The escrow agent will usually request a number of deposit materials which can include, but is not limited to; the software’s source code, build instructions, programming documentation, configuration information and anything else needed to understand, maintain, develop or update the software.

There are often questions over who is responsible for paying for the software escrow. There are two key payments to be met, the set up fee and the annual fee. The set up fee is a one off payment and as you would expect meets the cost of “setting up” the agreement – this, in most cases is met by the software developer. The annual fee is paid each year by each registered licensee (end user) for the term they are registered on the agreement. These costs can be negotiated between the licensor (developer) and the licensee.

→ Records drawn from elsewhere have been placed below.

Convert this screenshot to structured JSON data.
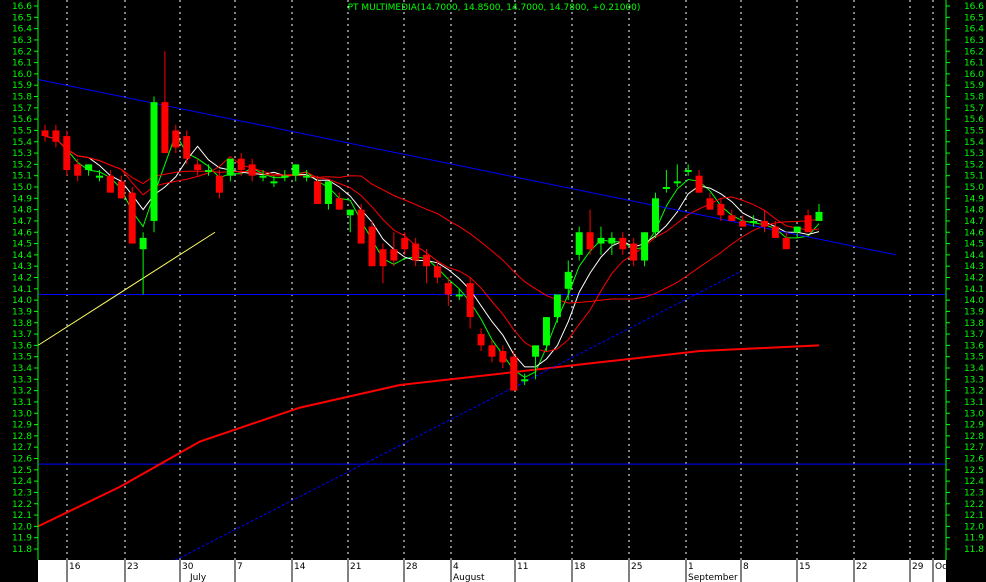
{
  "chart_data": {
    "type": "candlestick",
    "title": "PT MULTIMEDIA(14.7000, 14.8500, 14.7000, 14.7800, +0.21000)",
    "ylim": [
      11.7,
      16.7
    ],
    "y_ticks": [
      16.6,
      16.5,
      16.4,
      16.3,
      16.2,
      16.1,
      16.0,
      15.9,
      15.8,
      15.7,
      15.6,
      15.5,
      15.4,
      15.3,
      15.2,
      15.1,
      15.0,
      14.9,
      14.8,
      14.7,
      14.6,
      14.5,
      14.4,
      14.3,
      14.2,
      14.1,
      14.0,
      13.9,
      13.8,
      13.7,
      13.6,
      13.5,
      13.4,
      13.3,
      13.2,
      13.1,
      13.0,
      12.9,
      12.8,
      12.7,
      12.6,
      12.5,
      12.4,
      12.3,
      12.2,
      12.1,
      12.0,
      11.9,
      11.8
    ],
    "day_labels": [
      "16",
      "23",
      "30",
      "7",
      "14",
      "21",
      "28",
      "4",
      "11",
      "18",
      "25",
      "1",
      "8",
      "15",
      "22",
      "29",
      "Oct"
    ],
    "month_labels": [
      "July",
      "August",
      "September"
    ],
    "grid": "vertical-dotted",
    "colors": {
      "background": "#000000",
      "axis_text": "#00ff00",
      "up": "#00ff00",
      "down": "#ff0000",
      "trendline": "#0000ff",
      "ma_short": "#ffffff",
      "ma_medium": "#00ff00",
      "ma_long": "#ff0000",
      "ma_200": "#ff0000",
      "support_line": "#ffff66"
    },
    "horizontal_lines": [
      14.05,
      12.55
    ],
    "candles": [
      {
        "o": 15.5,
        "h": 15.55,
        "l": 15.4,
        "c": 15.45
      },
      {
        "o": 15.5,
        "h": 15.55,
        "l": 15.35,
        "c": 15.4
      },
      {
        "o": 15.45,
        "h": 15.5,
        "l": 15.1,
        "c": 15.15
      },
      {
        "o": 15.2,
        "h": 15.25,
        "l": 15.05,
        "c": 15.1
      },
      {
        "o": 15.15,
        "h": 15.2,
        "l": 15.1,
        "c": 15.2
      },
      {
        "o": 15.1,
        "h": 15.15,
        "l": 15.05,
        "c": 15.1
      },
      {
        "o": 15.1,
        "h": 15.15,
        "l": 14.95,
        "c": 14.95
      },
      {
        "o": 15.05,
        "h": 15.1,
        "l": 14.9,
        "c": 14.9
      },
      {
        "o": 14.95,
        "h": 15.0,
        "l": 14.5,
        "c": 14.5
      },
      {
        "o": 14.45,
        "h": 14.6,
        "l": 14.05,
        "c": 14.55
      },
      {
        "o": 14.7,
        "h": 15.8,
        "l": 14.6,
        "c": 15.75
      },
      {
        "o": 15.75,
        "h": 16.2,
        "l": 15.3,
        "c": 15.3
      },
      {
        "o": 15.5,
        "h": 15.55,
        "l": 15.3,
        "c": 15.35
      },
      {
        "o": 15.45,
        "h": 15.5,
        "l": 15.2,
        "c": 15.25
      },
      {
        "o": 15.2,
        "h": 15.25,
        "l": 15.1,
        "c": 15.15
      },
      {
        "o": 15.15,
        "h": 15.2,
        "l": 15.1,
        "c": 15.15
      },
      {
        "o": 15.1,
        "h": 15.15,
        "l": 14.9,
        "c": 14.95
      },
      {
        "o": 15.1,
        "h": 15.25,
        "l": 15.05,
        "c": 15.25
      },
      {
        "o": 15.25,
        "h": 15.3,
        "l": 15.1,
        "c": 15.15
      },
      {
        "o": 15.2,
        "h": 15.25,
        "l": 15.05,
        "c": 15.1
      },
      {
        "o": 15.1,
        "h": 15.15,
        "l": 15.05,
        "c": 15.1
      },
      {
        "o": 15.05,
        "h": 15.1,
        "l": 15.0,
        "c": 15.05
      },
      {
        "o": 15.1,
        "h": 15.15,
        "l": 15.05,
        "c": 15.1
      },
      {
        "o": 15.1,
        "h": 15.2,
        "l": 15.05,
        "c": 15.2
      },
      {
        "o": 15.1,
        "h": 15.15,
        "l": 15.05,
        "c": 15.1
      },
      {
        "o": 15.05,
        "h": 15.1,
        "l": 14.85,
        "c": 14.85
      },
      {
        "o": 14.85,
        "h": 15.05,
        "l": 14.8,
        "c": 15.05
      },
      {
        "o": 14.9,
        "h": 14.95,
        "l": 14.8,
        "c": 14.8
      },
      {
        "o": 14.75,
        "h": 14.8,
        "l": 14.6,
        "c": 14.8
      },
      {
        "o": 14.8,
        "h": 14.85,
        "l": 14.5,
        "c": 14.5
      },
      {
        "o": 14.65,
        "h": 14.7,
        "l": 14.3,
        "c": 14.3
      },
      {
        "o": 14.45,
        "h": 14.5,
        "l": 14.15,
        "c": 14.3
      },
      {
        "o": 14.45,
        "h": 14.6,
        "l": 14.3,
        "c": 14.35
      },
      {
        "o": 14.55,
        "h": 14.6,
        "l": 14.4,
        "c": 14.45
      },
      {
        "o": 14.5,
        "h": 14.55,
        "l": 14.3,
        "c": 14.35
      },
      {
        "o": 14.4,
        "h": 14.45,
        "l": 14.15,
        "c": 14.3
      },
      {
        "o": 14.3,
        "h": 14.35,
        "l": 14.15,
        "c": 14.2
      },
      {
        "o": 14.15,
        "h": 14.2,
        "l": 13.95,
        "c": 14.05
      },
      {
        "o": 14.05,
        "h": 14.1,
        "l": 14.0,
        "c": 14.05
      },
      {
        "o": 14.15,
        "h": 14.2,
        "l": 13.75,
        "c": 13.85
      },
      {
        "o": 13.7,
        "h": 13.75,
        "l": 13.55,
        "c": 13.6
      },
      {
        "o": 13.6,
        "h": 13.65,
        "l": 13.45,
        "c": 13.5
      },
      {
        "o": 13.55,
        "h": 13.6,
        "l": 13.4,
        "c": 13.45
      },
      {
        "o": 13.5,
        "h": 13.55,
        "l": 13.2,
        "c": 13.2
      },
      {
        "o": 13.3,
        "h": 13.35,
        "l": 13.25,
        "c": 13.3
      },
      {
        "o": 13.5,
        "h": 13.6,
        "l": 13.3,
        "c": 13.6
      },
      {
        "o": 13.6,
        "h": 13.85,
        "l": 13.55,
        "c": 13.85
      },
      {
        "o": 13.85,
        "h": 14.05,
        "l": 13.8,
        "c": 14.05
      },
      {
        "o": 14.1,
        "h": 14.35,
        "l": 14.0,
        "c": 14.25
      },
      {
        "o": 14.4,
        "h": 14.65,
        "l": 14.35,
        "c": 14.6
      },
      {
        "o": 14.6,
        "h": 14.8,
        "l": 14.4,
        "c": 14.45
      },
      {
        "o": 14.5,
        "h": 14.65,
        "l": 14.4,
        "c": 14.55
      },
      {
        "o": 14.5,
        "h": 14.6,
        "l": 14.4,
        "c": 14.55
      },
      {
        "o": 14.55,
        "h": 14.6,
        "l": 14.4,
        "c": 14.45
      },
      {
        "o": 14.5,
        "h": 14.55,
        "l": 14.3,
        "c": 14.35
      },
      {
        "o": 14.35,
        "h": 14.6,
        "l": 14.3,
        "c": 14.6
      },
      {
        "o": 14.6,
        "h": 14.95,
        "l": 14.55,
        "c": 14.9
      },
      {
        "o": 15.0,
        "h": 15.15,
        "l": 14.95,
        "c": 15.0
      },
      {
        "o": 15.05,
        "h": 15.2,
        "l": 15.0,
        "c": 15.05
      },
      {
        "o": 15.15,
        "h": 15.2,
        "l": 15.1,
        "c": 15.15
      },
      {
        "o": 15.1,
        "h": 15.15,
        "l": 14.95,
        "c": 14.95
      },
      {
        "o": 14.9,
        "h": 14.95,
        "l": 14.8,
        "c": 14.8
      },
      {
        "o": 14.85,
        "h": 14.9,
        "l": 14.7,
        "c": 14.75
      },
      {
        "o": 14.75,
        "h": 14.8,
        "l": 14.7,
        "c": 14.7
      },
      {
        "o": 14.7,
        "h": 14.75,
        "l": 14.65,
        "c": 14.65
      },
      {
        "o": 14.7,
        "h": 14.75,
        "l": 14.65,
        "c": 14.7
      },
      {
        "o": 14.7,
        "h": 14.8,
        "l": 14.6,
        "c": 14.65
      },
      {
        "o": 14.65,
        "h": 14.7,
        "l": 14.55,
        "c": 14.55
      },
      {
        "o": 14.55,
        "h": 14.6,
        "l": 14.45,
        "c": 14.45
      },
      {
        "o": 14.6,
        "h": 14.65,
        "l": 14.55,
        "c": 14.65
      },
      {
        "o": 14.75,
        "h": 14.8,
        "l": 14.6,
        "c": 14.6
      },
      {
        "o": 14.7,
        "h": 14.85,
        "l": 14.7,
        "c": 14.78
      }
    ]
  }
}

In some cases, the developer may choose to pass their cost onto the end user, particularly if an escrow agreement is not part of their usual offering and if it is a single licensee agreement with terms or a source code deposit specific to one end user. In the majority of cases, a developer will set up a multi-licensee agreement, where multiple end users may register against the same agreement, as the source code deposit is not specific to one individual end user. The escrow agent will normally offer a flexible approach to billing and will work with the developer and their end users. In the past, the developer often incorporated their cost into their client’s annual support fee; however it has now become more common for escrow agents to bill the end user directly. This is because developers are keen to avoid showing any extra charges that may unnecessarily inflate their support fees. In some cases developers may wish to consider covering the cost of the software escrow agreement themselves. Where they are competing to develop an application for a customer wishing to spend a considerable amount of money, it could help them to waive the escrow agent’s cost and cover this themselves. In short the party responsible for paying the bill is always up for negotiation.